The powers that be in Edina, Minnesota have a problem with alcohol.

Officials there are attributing a 7 percent hike in property taxes to rapidly declining sales at city-owned liquor stores.

After years of operating some of the state’s most profitable municipal liquor stores, Edina faces a sobering reality. Profits and payments to the city’s general fund continue to plummet in the face of competition from a nearby Total Wine and More superstore, which entered the marketplace in 2014.

“We’ve lessened our profit margin to be more competitive and our locations are more convenient for residents,” Edina Mayor Jim Hovland wrote in the fall quarterly sent to residents. ”But it’s clear we’ve lost some of our customers to the draw of Total Wine’s very low prices — prices we simply can’t match given our small size.”

Edina budgeted $1.8 million in liquor store profits in 2015 to go “back into the community, keeping parks clean, roads smooth and taxes low,” as the slogan goes.

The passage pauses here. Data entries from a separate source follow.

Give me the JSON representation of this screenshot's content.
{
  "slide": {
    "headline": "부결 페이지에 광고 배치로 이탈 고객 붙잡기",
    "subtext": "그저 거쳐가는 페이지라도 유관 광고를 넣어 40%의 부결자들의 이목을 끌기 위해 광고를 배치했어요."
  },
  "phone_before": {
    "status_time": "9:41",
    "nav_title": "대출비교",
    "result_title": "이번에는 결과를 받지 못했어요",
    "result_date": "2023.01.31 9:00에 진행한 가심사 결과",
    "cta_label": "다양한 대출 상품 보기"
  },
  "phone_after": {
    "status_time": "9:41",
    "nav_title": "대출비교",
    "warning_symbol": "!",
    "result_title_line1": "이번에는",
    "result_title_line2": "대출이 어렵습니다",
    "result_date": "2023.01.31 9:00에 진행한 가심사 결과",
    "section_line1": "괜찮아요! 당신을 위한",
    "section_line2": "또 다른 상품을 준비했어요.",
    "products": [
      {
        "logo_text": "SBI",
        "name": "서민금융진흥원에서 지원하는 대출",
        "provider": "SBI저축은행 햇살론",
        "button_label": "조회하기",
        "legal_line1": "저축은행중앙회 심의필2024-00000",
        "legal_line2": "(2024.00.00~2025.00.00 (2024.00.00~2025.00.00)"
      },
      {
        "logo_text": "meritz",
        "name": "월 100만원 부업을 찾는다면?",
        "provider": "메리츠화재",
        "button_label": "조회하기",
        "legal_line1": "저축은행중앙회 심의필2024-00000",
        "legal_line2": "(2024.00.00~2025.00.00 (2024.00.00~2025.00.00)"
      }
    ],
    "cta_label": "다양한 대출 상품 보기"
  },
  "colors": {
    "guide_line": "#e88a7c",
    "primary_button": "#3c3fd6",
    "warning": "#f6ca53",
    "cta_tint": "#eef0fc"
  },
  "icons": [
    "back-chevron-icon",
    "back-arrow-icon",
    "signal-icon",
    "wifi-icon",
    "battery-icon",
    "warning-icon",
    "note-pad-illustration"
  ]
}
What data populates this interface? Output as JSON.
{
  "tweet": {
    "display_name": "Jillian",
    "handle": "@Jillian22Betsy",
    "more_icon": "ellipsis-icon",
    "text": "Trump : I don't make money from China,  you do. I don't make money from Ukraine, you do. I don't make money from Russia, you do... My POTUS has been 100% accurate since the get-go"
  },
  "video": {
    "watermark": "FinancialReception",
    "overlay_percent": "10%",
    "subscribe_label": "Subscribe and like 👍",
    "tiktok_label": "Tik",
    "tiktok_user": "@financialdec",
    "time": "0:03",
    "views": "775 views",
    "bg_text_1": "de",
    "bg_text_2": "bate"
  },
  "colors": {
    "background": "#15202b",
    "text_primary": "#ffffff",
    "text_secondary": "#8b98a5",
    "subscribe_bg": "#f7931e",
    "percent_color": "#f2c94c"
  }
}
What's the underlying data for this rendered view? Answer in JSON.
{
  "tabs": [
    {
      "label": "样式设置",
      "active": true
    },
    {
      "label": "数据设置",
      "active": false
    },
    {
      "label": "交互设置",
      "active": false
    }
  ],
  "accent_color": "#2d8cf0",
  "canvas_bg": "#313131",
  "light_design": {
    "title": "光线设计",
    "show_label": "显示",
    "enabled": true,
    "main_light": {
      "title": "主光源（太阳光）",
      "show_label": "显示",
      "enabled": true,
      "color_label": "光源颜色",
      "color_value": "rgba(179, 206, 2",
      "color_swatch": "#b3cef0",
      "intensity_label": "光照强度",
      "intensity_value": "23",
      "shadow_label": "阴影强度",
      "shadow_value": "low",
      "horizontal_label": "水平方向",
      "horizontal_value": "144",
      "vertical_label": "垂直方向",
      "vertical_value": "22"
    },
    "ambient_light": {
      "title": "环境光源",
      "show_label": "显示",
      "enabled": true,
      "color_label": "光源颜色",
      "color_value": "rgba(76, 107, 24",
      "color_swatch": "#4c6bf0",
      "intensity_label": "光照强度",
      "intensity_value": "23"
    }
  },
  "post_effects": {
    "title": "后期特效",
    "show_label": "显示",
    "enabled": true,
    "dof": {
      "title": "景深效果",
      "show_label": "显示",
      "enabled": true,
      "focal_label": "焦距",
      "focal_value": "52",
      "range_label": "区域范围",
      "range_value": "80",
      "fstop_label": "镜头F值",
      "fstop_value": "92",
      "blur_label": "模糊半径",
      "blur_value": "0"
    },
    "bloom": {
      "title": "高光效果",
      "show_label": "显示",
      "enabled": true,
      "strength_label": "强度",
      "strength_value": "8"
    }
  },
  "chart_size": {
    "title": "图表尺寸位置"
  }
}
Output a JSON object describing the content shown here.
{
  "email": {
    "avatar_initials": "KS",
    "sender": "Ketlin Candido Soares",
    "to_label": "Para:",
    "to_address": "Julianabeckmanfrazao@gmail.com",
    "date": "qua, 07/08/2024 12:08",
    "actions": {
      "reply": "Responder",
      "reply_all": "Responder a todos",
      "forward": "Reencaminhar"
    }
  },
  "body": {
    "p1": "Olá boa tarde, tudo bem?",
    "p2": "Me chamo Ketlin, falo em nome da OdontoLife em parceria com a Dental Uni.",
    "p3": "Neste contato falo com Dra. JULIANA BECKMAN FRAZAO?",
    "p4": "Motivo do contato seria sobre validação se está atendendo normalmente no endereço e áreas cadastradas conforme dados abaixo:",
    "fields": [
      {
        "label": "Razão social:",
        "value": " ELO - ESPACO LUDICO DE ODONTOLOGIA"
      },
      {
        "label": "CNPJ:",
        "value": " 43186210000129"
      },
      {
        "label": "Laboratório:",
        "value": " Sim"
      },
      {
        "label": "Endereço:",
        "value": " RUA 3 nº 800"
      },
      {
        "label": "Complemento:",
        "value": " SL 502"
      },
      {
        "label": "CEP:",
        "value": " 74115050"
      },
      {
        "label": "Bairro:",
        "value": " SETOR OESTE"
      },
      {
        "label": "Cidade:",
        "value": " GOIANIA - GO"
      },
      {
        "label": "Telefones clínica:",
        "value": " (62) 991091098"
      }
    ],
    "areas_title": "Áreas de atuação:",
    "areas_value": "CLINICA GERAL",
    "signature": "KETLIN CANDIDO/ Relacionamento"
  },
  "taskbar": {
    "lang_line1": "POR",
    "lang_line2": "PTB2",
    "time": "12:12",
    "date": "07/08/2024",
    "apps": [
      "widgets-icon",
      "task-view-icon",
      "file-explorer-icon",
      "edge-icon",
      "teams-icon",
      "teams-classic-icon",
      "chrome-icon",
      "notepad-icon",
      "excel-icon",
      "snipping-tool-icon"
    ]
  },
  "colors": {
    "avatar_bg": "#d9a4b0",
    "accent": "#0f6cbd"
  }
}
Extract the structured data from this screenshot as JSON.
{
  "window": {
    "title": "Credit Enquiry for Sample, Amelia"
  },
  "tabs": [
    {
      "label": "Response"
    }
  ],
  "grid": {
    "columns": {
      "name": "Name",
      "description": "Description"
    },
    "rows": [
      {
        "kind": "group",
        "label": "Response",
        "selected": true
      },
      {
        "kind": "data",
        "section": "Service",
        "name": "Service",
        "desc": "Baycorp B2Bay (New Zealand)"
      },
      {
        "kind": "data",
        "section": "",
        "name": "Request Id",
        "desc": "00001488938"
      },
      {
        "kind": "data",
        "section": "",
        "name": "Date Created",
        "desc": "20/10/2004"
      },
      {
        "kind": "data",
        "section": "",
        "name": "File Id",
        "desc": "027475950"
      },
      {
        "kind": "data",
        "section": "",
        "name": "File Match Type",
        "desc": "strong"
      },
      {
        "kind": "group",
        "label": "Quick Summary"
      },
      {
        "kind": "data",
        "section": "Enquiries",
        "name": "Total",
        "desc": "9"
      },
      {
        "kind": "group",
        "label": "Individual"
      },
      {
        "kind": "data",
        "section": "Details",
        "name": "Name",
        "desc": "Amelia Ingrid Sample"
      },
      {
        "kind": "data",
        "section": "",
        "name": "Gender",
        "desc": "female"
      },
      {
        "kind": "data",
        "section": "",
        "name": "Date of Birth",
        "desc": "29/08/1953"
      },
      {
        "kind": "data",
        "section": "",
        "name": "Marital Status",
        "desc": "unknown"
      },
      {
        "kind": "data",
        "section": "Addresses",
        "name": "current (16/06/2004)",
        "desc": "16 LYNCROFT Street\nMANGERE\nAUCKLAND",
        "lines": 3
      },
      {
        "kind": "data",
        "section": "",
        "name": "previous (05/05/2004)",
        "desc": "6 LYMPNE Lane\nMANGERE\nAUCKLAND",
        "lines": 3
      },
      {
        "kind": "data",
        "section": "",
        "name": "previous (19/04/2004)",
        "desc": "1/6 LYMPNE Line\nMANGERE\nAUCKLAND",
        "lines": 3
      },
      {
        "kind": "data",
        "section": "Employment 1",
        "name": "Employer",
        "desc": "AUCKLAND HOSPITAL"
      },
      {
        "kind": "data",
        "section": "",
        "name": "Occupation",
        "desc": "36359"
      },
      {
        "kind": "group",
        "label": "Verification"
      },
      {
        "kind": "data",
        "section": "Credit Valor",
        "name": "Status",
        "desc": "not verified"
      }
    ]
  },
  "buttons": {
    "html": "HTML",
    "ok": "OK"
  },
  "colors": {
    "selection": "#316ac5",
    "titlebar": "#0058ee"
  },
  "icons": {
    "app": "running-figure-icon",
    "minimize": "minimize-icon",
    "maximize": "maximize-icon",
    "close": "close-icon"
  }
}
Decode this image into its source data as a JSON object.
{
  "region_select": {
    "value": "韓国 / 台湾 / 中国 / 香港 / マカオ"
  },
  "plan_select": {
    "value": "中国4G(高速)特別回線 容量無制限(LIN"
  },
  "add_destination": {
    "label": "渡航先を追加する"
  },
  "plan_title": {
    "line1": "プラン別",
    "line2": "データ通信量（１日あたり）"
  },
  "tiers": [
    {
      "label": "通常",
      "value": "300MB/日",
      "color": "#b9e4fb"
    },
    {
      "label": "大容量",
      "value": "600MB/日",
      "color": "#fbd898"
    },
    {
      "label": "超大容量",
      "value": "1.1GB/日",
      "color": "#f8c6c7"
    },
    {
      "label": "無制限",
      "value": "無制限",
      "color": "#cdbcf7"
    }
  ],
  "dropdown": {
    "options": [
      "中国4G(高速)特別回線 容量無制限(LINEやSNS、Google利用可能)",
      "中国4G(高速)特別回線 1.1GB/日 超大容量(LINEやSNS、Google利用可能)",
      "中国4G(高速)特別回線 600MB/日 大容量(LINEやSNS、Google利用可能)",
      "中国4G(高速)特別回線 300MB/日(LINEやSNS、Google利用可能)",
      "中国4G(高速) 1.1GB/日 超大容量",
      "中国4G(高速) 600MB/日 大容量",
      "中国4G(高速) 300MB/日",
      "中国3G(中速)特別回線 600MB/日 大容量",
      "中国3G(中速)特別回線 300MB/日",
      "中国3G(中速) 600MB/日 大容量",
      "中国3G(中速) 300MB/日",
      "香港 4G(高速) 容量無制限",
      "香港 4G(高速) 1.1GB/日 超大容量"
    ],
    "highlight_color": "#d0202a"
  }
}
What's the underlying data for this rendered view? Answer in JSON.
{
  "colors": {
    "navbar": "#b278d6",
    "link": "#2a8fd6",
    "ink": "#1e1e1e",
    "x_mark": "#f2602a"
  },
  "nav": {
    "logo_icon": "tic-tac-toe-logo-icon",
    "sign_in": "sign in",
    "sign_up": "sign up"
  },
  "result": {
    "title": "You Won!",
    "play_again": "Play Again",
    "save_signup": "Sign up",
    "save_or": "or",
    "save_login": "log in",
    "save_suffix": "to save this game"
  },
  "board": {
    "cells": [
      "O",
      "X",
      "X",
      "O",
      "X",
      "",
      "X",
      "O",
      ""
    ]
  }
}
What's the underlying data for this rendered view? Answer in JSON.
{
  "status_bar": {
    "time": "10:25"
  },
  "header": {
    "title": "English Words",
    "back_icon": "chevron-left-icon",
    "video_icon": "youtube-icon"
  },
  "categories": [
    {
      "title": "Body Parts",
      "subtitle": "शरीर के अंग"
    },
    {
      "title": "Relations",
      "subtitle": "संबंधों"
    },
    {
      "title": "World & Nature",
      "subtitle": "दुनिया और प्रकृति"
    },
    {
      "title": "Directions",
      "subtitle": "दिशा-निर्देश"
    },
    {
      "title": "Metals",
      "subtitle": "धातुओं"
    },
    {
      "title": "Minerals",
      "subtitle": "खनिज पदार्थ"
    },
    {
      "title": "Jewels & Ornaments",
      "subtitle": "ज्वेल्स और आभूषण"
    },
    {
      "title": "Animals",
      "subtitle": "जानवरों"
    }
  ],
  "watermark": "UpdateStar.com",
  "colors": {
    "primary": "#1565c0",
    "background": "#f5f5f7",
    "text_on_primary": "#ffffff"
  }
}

But though still profitable, the three municipal liquor stores probably will contribute half that amount to the bottom line this year and in 2016.

“The greater the profit, the greater the benefit that can provided to residents in the form of enhanced public infrastructure and amenities, etcetera,” said Scott Neal, Edina city manager. “The value proposition of our stores is based more on convenience, selection and exceptional customer service, than it is on low prices.”